Dr. Jonathan Goldman stood before the American Society of Clinical Oncology Annual Meeting in May with news that could transform how doctors treat a rare form of lung cancer: a targeted drug called selpercatinib reduced the risk of cancer recurrence by 83% in patients with early-stage RET fusion-positive NSCLC.
The finding matters because even patients who catch their lung cancer early and undergo surgery, radiation, and chemotherapy often face a haunting reality—their cancer comes back. RET fusion-positive lung cancer, while rare (occurring in just 1–2% of non-small cell lung cancer cases), leaves many patients in exactly this situation: treated with curative intent, yet still vulnerable to recurrence. Until now, there was no approved targeted therapy to help prevent that return after standard treatment.
The international phase 3 trial, called LIBRETTO-432, enrolled 151 patients with stage IB–IIIA RET fusion-positive NSCLC who had already received standard treatment. Researchers randomly assigned 75 patients to receive selpercatinib and 76 to receive a placebo, with follow-up continuing for up to three years. The results were stark. After two years, 92% of patients who received selpercatinib with stage II–IIIA disease remained alive without cancer recurrence—what clinicians call event-free survival—compared with just 61% of those given a placebo. Looking at the broader study population across all stages, 94% of selpercatinib recipients remained cancer-free at two years versus 70% in the placebo group.
Selpercatinib works by specifically blocking RET-driven cancer growth. The drug was already approved for patients with advanced or metastatic RET-altered cancers and had shown strong responses in previous studies of later-stage disease. LIBRETTO-432 marked the first randomized study to test whether it could help patients earlier in their disease trajectory, after surgery or other definitive treatment—a critical gap in the treatment landscape. Goldman, a Health Sciences Clinical Professor in the Department of Medicine at the David Geffen School of Medicine at UCLA and co-leader of the study, emphasized the significance in the New England Journal of Medicine, where the findings were also published: "These results have the potential to change clinical practice for patients with early-stage RET-positive lung cancer."
The safety profile remained consistent with earlier studies of the drug.
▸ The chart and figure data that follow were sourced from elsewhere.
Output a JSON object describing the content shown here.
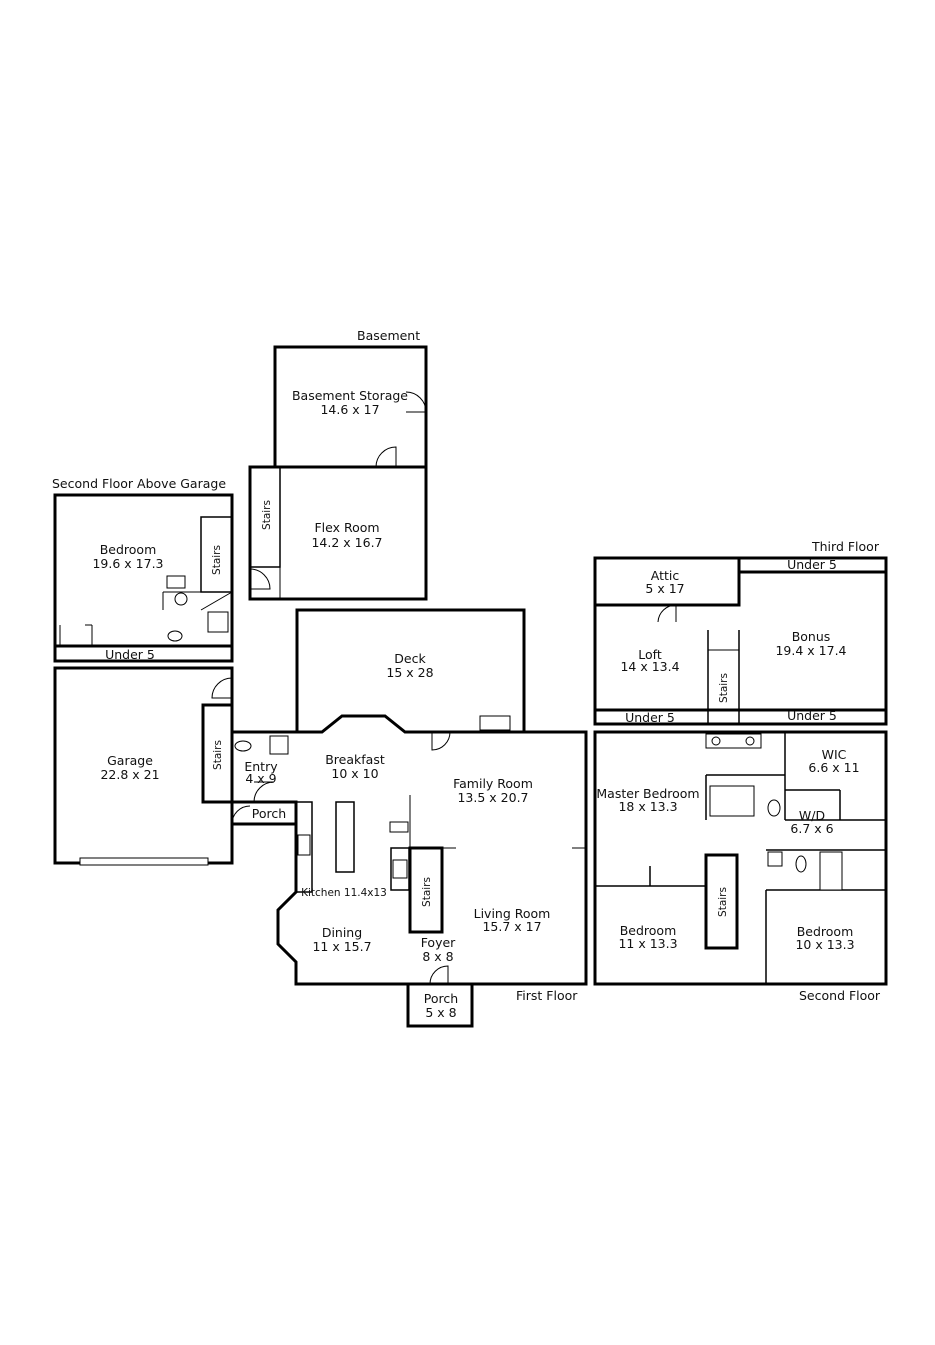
{
  "floors": {
    "basement": "Basement",
    "above_garage": "Second Floor Above Garage",
    "third": "Third Floor",
    "first": "First Floor",
    "second": "Second Floor"
  },
  "rooms": {
    "basement_storage": {
      "name": "Basement Storage",
      "size": "14.6 x 17"
    },
    "flex_room": {
      "name": "Flex Room",
      "size": "14.2 x 16.7"
    },
    "garage_bedroom": {
      "name": "Bedroom",
      "size": "19.6 x 17.3"
    },
    "garage": {
      "name": "Garage",
      "size": "22.8 x 21"
    },
    "deck": {
      "name": "Deck",
      "size": "15 x 28"
    },
    "entry": {
      "name": "Entry",
      "size": "4 x 9"
    },
    "porch_side": {
      "name": "Porch"
    },
    "breakfast": {
      "name": "Breakfast",
      "size": "10 x 10"
    },
    "family_room": {
      "name": "Family Room",
      "size": "13.5 x 20.7"
    },
    "kitchen": {
      "name": "Kitchen 11.4x13"
    },
    "dining": {
      "name": "Dining",
      "size": "11 x 15.7"
    },
    "living_room": {
      "name": "Living Room",
      "size": "15.7 x 17"
    },
    "foyer": {
      "name": "Foyer",
      "size": "8 x 8"
    },
    "porch_front": {
      "name": "Porch",
      "size": "5 x 8"
    },
    "attic": {
      "name": "Attic",
      "size": "5 x 17"
    },
    "loft": {
      "name": "Loft",
      "size": "14 x 13.4"
    },
    "bonus": {
      "name": "Bonus",
      "size": "19.4 x 17.4"
    },
    "master_bedroom": {
      "name": "Master Bedroom",
      "size": "18 x 13.3"
    },
    "wic": {
      "name": "WIC",
      "size": "6.6 x 11"
    },
    "wd": {
      "name": "W/D",
      "size": "6.7 x 6"
    },
    "bedroom_2": {
      "name": "Bedroom",
      "size": "11 x 13.3"
    },
    "bedroom_3": {
      "name": "Bedroom",
      "size": "10 x 13.3"
    }
  },
  "labels": {
    "stairs": "Stairs",
    "under5": "Under 5"
  }
}
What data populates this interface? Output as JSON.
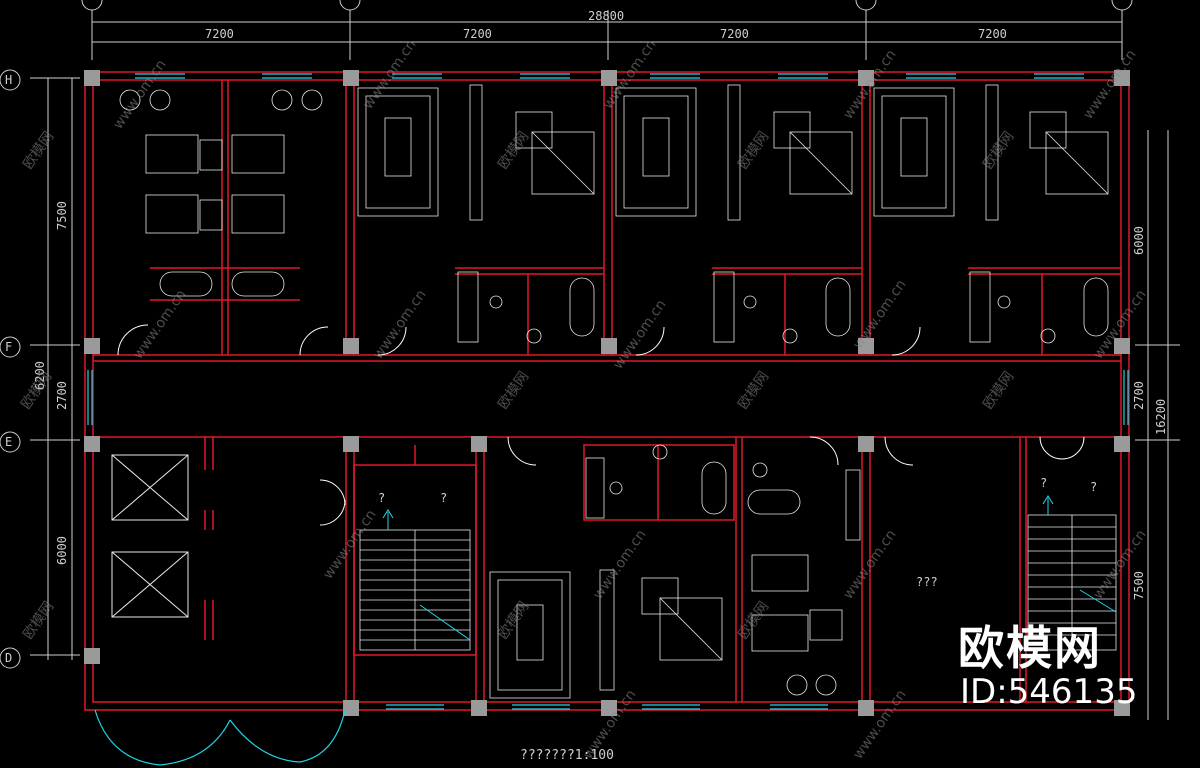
{
  "drawing": {
    "colors": {
      "wall": "#e0192b",
      "grid": "#cfcfcf",
      "window": "#1fd6e8",
      "furniture": "#e8e8e8",
      "column": "#9a9a9a",
      "door": "#ffffff"
    },
    "dims_top": {
      "total": "28800",
      "bays": [
        "7200",
        "7200",
        "7200",
        "7200"
      ]
    },
    "dims_left": [
      "7500",
      "6200",
      "2700",
      "6000"
    ],
    "dims_right": [
      "6000",
      "2700",
      "16200",
      "7500"
    ],
    "grid_letters": [
      "H",
      "F",
      "E",
      "D"
    ],
    "room_marks": [
      "?",
      "?",
      "?",
      "?",
      "???"
    ],
    "caption": "???????1:100"
  },
  "brand": {
    "name": "欧模网",
    "id": "ID:546135"
  },
  "watermarks": [
    "www.om.cn",
    "欧模网"
  ]
}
The most common serious side effects involved elevations in liver enzymes, which clinicians typically managed through dose adjustments or temporary treatment pauses—a manageable trade-off for such dramatic risk reduction.
What makes this result particularly meaningful is the narrowness of the population it serves. RET fusion-positive lung cancer is uncommon enough that many oncologists may see only a handful of cases in their careers. Yet for those patients and their families, the finding opens a new door: a way to add protection after surgery, to reduce the specter of recurrence that haunts so many cancer survivors. The research team plans to continue tracking patients to understand whether selpercatinib ultimately improves overall survival and how different patient groups respond to the therapy. For now, the message is clear—early comprehensive biomarker testing, paired with this targeted approach, could keep early-stage RET-positive lung cancer from returning.